Şunu çok iyi biliyor ve inanıyorum ki "Eyüp gibi ağlasam sular gibi çağlasam ciğergahı dağlasam" mevlâ şüphesiz ahvâlimi soracaktır. İbrahim (a.s) gibi mancınığın üzerinde Nemrut'un ve haysiyetsiz taraftarlarının yakmış olduğu ateşin dağlarvâri alevlerinin içerisine doğru giderken dediği gibi "Allah beni görüyor ya" diyebilsem o yüce rabbim beni yakmak için homurdanıp duran ateşe: قُلْنَا يَانَارُ كُونِي بَرْدًا وَسَلَامًا عَلَى إِبْرَاهِيمَ "Biz: "Ey ateş! İbrahim'e karşı serin ve zararsız ol" dedik." diyecek ve o ateş beni yakamayacaktır.
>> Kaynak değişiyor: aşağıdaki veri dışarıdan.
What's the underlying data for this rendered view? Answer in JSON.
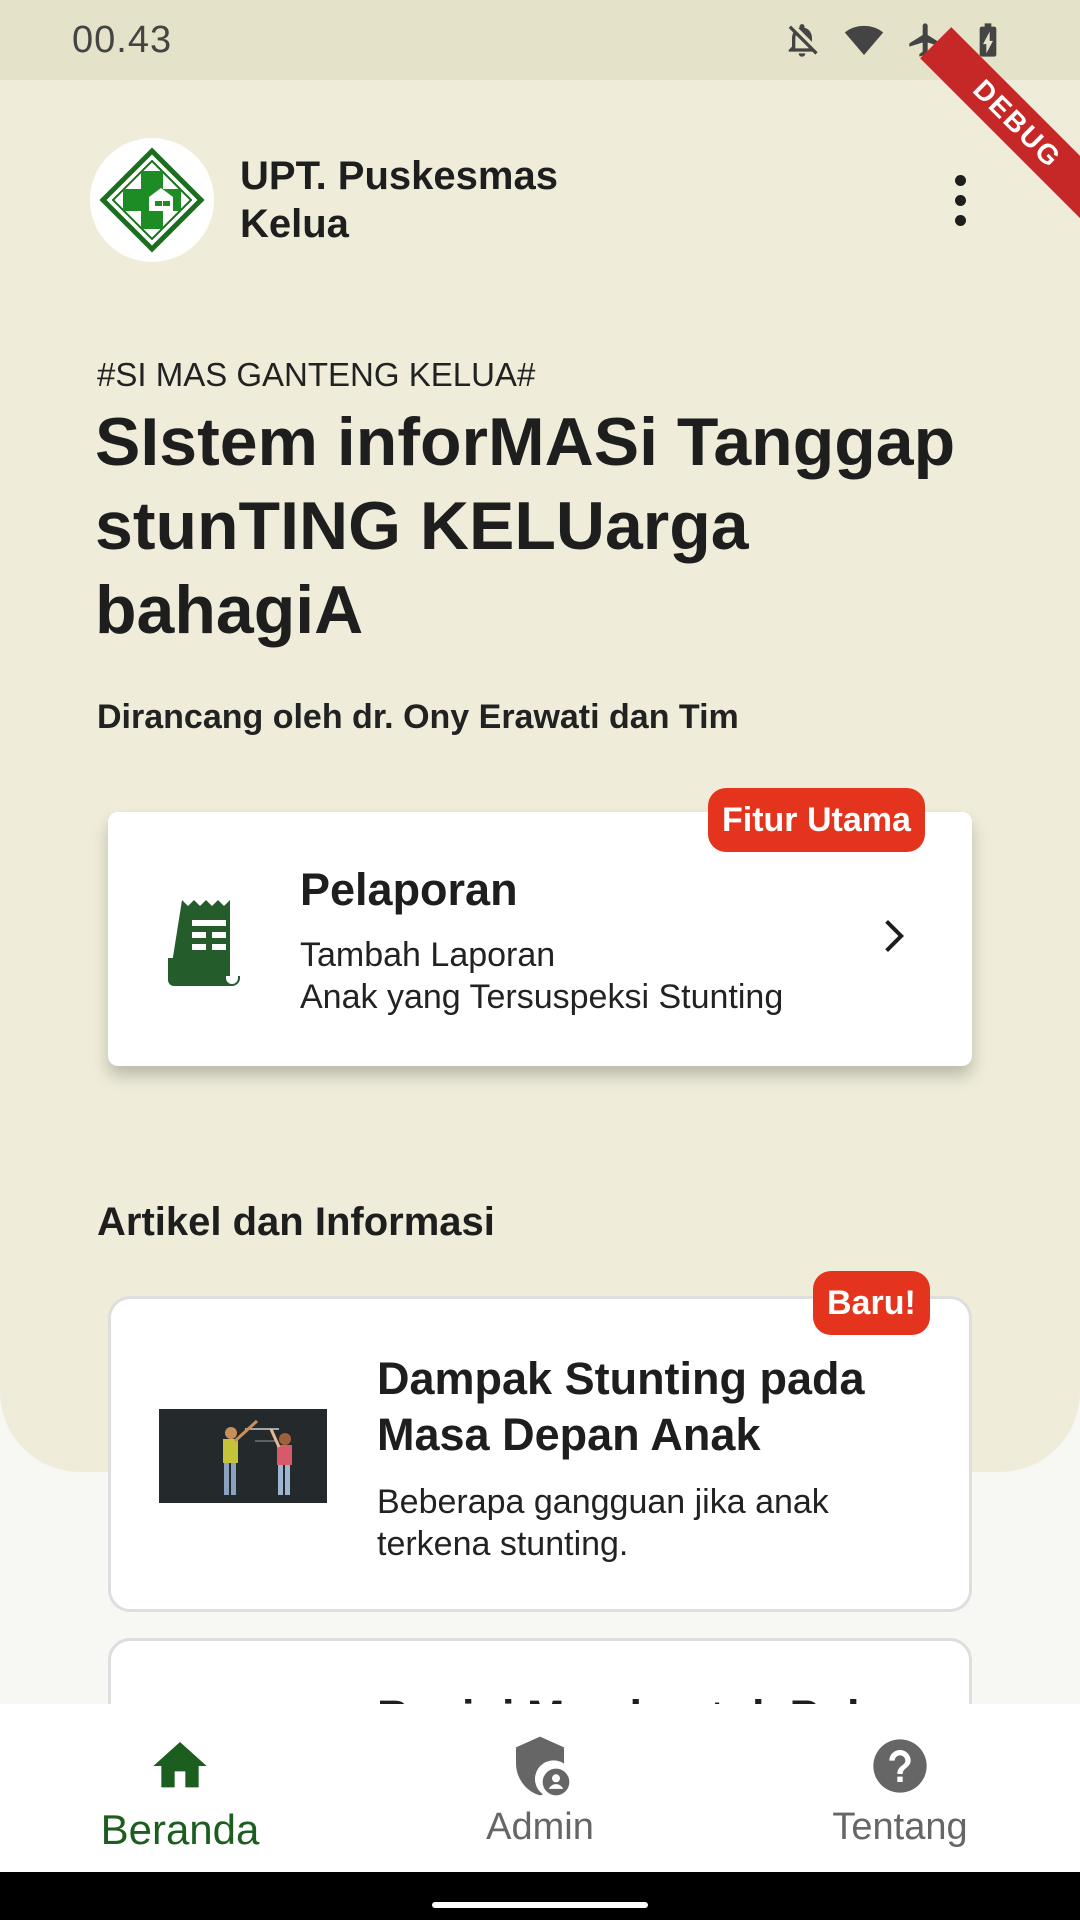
{
  "status_bar": {
    "time": "00.43"
  },
  "debug_ribbon": "DEBUG",
  "app_bar": {
    "title": "UPT. Puskesmas Kelua"
  },
  "hero": {
    "tagline": "#SI MAS GANTENG KELUA#",
    "headline": "SIstem inforMASi Tanggap stunTING KELUarga bahagiA",
    "credit": "Dirancang oleh dr. Ony Erawati dan Tim"
  },
  "report_card": {
    "badge": "Fitur Utama",
    "title": "Pelaporan",
    "subtitle_line1": "Tambah Laporan",
    "subtitle_line2": "Anak yang Tersuspeksi Stunting"
  },
  "articles_section": {
    "title": "Artikel dan Informasi",
    "items": [
      {
        "badge": "Baru!",
        "title": "Dampak Stunting pada Masa Depan Anak",
        "description": "Beberapa gangguan jika anak terkena stunting."
      },
      {
        "title": "Begini Membentuk Pola"
      }
    ]
  },
  "bottom_nav": {
    "items": [
      {
        "label": "Beranda",
        "icon": "home-icon",
        "active": true
      },
      {
        "label": "Admin",
        "icon": "admin-shield-icon",
        "active": false
      },
      {
        "label": "Tentang",
        "icon": "help-icon",
        "active": false
      }
    ]
  },
  "colors": {
    "hero_bg": "#efedd9",
    "accent_green": "#1b5e20",
    "badge_red": "#e5341d"
  }
}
Zira şunu çok iyi biliyorum ki kendi iç âleminde yananları dışarıdaki ateş yakamaz.
Yunus (a.s) gibi "...Rabbim senden başka ilah yoktur seni her türlü eksiklikten tenzih ederim ve ben kendi nefsine zulmedenlerden oldum" diyebilsem beni yutan balık yuttuğuna pişman olacak ve beni korumak maksadıyla yuttuğunu hatırlayarak getirip sahil-i selamete bırakacaktır.
"Ballar balını buldum kovanım yağma olsun" demeyi bir başarabilsem Allah (c.c) arıyı da kovanı da balı da bana ihsan edecektir. "Ger beni yandırsalar külüm oddan kavursalar toprağımı savursalar bin başıma erre koysalar Settâr senden dönmezem Kahhâr senden dönmezem Cebbâr senden dönmezem" diyebilme cesaretini bir gösterebilsem Rabbim mutlaka bir çıkış kapısı gösterecektir.